たぶんほかにも知ってて、とぼけているに違いない。

「娘さんのことは嫌いじゃないですけど、それとこれとは話が別です。俺が行ったらきっと変な顔されるし、ララだって本当のことを知ったら嫌がるでしょう? 母親と遊びで寝た男なんて。そもそも、ララは母親に置いていかれたんだ。理由はよくわからないけど、どうせ仕事か男かで娘が邪魔になったってとこなんでしょう?」

「違うの」

思いつめた表情で答えが返ってきた。

「違うって?」

なんとなく嫌な予感がしてたずねると、リチェは少し黙りこんだあと、重そうに口を開いてそもそものはじまりから話しはじめた。

「私はね、トゥミスからやってきたんだけど。むこうで取り返しのつかないことをして、そこから離れて北へ北へとむかううちに、ここにたどり着いたの。自分の人生はもう全部トゥミスに置き去りにして、終わってしまったような気がして。……それでも、幼い娘を一人残していけないということだけが、生きている理由だった。

でも、この人をよせつけない不思議な森の、美しい景色に包まれたとき、はじめて来たのにとても懐かしくて。ずっとここにいようと思ったの。

それから私は、ここを自分の思い描いている天国にしようとした。ここでは飢えも貧困もないし、だれも盗まず、だれも殺さない。お金は出回らないし、無闇に人の欲を掻き立てるような多過ぎる物もない。騙したり、中傷したり、歪みあったりもしない。善人が酷い目にあうこともなく、清い人間が清いまま生きていける。慎ましやかな幸せで心から満足し、たがいを慈しみ、みな平等で、足りないものがあればあたえあう──子供たちにはそんな天国をあたえたかった」

リチェはそこで一息ついた。自分の視線の先に過去が映し出されているかのように、虚空を見つめて、

「……でもティミトラは十五のとき、ここでの暮らしを嫌って出ていってしまったの。森に迷いこんできた流れ者の傭兵と一緒に。

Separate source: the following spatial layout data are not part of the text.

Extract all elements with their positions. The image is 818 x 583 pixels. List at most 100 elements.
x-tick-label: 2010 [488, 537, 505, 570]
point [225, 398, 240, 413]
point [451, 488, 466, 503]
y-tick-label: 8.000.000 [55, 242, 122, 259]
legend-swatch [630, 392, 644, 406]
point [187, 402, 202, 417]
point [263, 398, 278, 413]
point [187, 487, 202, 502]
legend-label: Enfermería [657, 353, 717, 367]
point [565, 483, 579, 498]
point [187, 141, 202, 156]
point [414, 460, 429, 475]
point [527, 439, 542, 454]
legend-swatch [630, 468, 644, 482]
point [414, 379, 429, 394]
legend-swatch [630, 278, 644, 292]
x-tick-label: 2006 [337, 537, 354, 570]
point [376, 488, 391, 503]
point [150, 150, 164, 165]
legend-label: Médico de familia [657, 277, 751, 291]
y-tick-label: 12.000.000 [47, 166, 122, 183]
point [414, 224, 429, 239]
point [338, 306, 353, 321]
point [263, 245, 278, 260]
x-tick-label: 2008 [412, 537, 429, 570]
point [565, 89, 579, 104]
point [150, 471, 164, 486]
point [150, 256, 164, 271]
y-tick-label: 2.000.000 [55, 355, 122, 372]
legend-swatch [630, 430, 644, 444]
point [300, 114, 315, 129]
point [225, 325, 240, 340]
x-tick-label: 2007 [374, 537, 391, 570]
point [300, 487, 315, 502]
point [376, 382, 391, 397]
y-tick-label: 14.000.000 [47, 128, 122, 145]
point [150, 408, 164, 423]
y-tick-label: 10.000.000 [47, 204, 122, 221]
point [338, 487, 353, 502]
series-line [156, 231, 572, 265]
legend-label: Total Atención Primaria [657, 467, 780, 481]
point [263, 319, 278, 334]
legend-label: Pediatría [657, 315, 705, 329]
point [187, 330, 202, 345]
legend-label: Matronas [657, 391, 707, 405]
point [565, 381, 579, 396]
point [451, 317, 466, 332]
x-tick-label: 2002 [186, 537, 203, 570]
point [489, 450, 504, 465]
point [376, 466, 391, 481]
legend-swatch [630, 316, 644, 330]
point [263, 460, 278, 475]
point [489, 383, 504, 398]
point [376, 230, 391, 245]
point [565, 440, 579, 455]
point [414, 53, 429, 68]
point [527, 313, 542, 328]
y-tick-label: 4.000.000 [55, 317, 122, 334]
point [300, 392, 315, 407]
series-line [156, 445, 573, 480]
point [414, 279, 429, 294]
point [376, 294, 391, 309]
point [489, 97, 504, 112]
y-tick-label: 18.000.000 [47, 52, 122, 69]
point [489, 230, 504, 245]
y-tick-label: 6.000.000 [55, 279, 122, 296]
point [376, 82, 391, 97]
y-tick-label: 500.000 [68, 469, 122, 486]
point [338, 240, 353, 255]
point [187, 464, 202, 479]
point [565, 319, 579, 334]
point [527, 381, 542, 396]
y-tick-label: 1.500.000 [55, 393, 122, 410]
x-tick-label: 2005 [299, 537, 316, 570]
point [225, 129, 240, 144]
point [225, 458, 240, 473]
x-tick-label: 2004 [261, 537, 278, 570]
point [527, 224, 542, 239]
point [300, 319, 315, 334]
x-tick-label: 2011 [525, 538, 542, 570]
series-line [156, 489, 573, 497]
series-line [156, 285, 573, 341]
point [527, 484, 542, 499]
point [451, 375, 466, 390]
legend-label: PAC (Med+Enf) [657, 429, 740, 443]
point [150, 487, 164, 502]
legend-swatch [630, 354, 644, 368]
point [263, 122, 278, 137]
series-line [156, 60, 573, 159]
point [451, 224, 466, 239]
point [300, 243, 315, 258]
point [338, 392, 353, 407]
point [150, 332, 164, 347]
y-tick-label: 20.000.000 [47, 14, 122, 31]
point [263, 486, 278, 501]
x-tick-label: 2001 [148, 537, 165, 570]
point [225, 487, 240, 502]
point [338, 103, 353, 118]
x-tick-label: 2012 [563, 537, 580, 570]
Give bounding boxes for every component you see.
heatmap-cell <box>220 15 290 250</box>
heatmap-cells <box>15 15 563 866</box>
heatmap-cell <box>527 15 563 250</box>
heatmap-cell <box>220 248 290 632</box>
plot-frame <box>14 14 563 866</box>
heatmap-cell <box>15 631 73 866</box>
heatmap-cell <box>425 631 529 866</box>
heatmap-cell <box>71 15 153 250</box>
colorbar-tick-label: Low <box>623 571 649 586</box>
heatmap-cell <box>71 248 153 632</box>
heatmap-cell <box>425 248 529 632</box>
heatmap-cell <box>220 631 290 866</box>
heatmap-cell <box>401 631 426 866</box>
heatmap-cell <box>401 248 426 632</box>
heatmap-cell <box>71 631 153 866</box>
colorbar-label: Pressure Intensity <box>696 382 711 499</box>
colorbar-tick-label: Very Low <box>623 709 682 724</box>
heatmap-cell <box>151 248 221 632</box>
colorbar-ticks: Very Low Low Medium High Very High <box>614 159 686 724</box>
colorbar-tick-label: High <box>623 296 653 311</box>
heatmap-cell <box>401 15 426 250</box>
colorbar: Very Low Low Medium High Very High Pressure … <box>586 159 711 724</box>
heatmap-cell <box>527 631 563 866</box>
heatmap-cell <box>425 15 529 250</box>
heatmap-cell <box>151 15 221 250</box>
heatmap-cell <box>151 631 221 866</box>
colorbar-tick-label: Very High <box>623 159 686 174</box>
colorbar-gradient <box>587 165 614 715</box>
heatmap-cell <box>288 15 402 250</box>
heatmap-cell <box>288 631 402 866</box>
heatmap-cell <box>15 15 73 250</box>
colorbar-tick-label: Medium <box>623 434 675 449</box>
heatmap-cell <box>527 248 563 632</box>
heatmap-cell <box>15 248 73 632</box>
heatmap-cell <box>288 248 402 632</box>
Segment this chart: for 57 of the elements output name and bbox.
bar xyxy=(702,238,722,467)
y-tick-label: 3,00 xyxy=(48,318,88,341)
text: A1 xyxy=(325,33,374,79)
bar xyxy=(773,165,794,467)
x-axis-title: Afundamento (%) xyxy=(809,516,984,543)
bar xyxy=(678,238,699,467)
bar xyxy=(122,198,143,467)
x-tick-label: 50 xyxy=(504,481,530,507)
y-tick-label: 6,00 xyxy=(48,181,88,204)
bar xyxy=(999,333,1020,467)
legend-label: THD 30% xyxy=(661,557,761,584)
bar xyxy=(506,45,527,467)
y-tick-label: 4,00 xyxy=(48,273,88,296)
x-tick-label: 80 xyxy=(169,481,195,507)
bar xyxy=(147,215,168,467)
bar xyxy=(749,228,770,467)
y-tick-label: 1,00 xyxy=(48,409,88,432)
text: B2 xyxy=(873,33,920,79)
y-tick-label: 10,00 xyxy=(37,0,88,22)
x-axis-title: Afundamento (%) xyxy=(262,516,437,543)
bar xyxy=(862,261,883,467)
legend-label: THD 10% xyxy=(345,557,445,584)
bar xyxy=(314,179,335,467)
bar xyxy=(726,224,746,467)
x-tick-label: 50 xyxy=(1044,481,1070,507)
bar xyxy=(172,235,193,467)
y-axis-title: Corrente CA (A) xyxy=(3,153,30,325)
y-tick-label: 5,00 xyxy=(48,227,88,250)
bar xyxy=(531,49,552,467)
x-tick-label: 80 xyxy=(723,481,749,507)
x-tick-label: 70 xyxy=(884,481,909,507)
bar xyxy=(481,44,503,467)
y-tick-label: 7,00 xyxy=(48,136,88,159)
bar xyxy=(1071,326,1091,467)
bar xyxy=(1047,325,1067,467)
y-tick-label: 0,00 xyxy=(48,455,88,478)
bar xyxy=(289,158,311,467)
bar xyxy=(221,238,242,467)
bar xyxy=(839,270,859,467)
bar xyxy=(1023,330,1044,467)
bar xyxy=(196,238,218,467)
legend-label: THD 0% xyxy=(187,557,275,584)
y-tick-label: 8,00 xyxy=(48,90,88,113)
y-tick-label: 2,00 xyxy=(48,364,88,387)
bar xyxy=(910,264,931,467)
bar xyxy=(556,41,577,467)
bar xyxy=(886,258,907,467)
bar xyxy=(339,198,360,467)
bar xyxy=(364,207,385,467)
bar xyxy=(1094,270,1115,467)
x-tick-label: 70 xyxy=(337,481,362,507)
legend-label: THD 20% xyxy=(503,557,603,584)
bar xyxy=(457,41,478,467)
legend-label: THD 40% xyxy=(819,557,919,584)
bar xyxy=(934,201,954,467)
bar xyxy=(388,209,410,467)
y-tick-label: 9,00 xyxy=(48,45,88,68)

娘は『自分らしく生きられる場所を見つけた』なんて言ってた。私の理想通りにしなくても、みんな自分を受け入れてくれるし、好きになってくれるって。

傭兵たちは甘いことばかり言ったみたいだけど、私は彼らが好きになったのは、彼女自身ではなくて、彼女の体と、物を焼きつくす魔法の力のことだと思ったわ。どうせ利用されるだけだからやめなさいと言ったのに、あの子は、全然聞こうとしなかった。かわりに、なんでそんな考え方しかできないのって、ものすごく怒って、『私は母さんみたいにはならない!』と叫んで出て行った。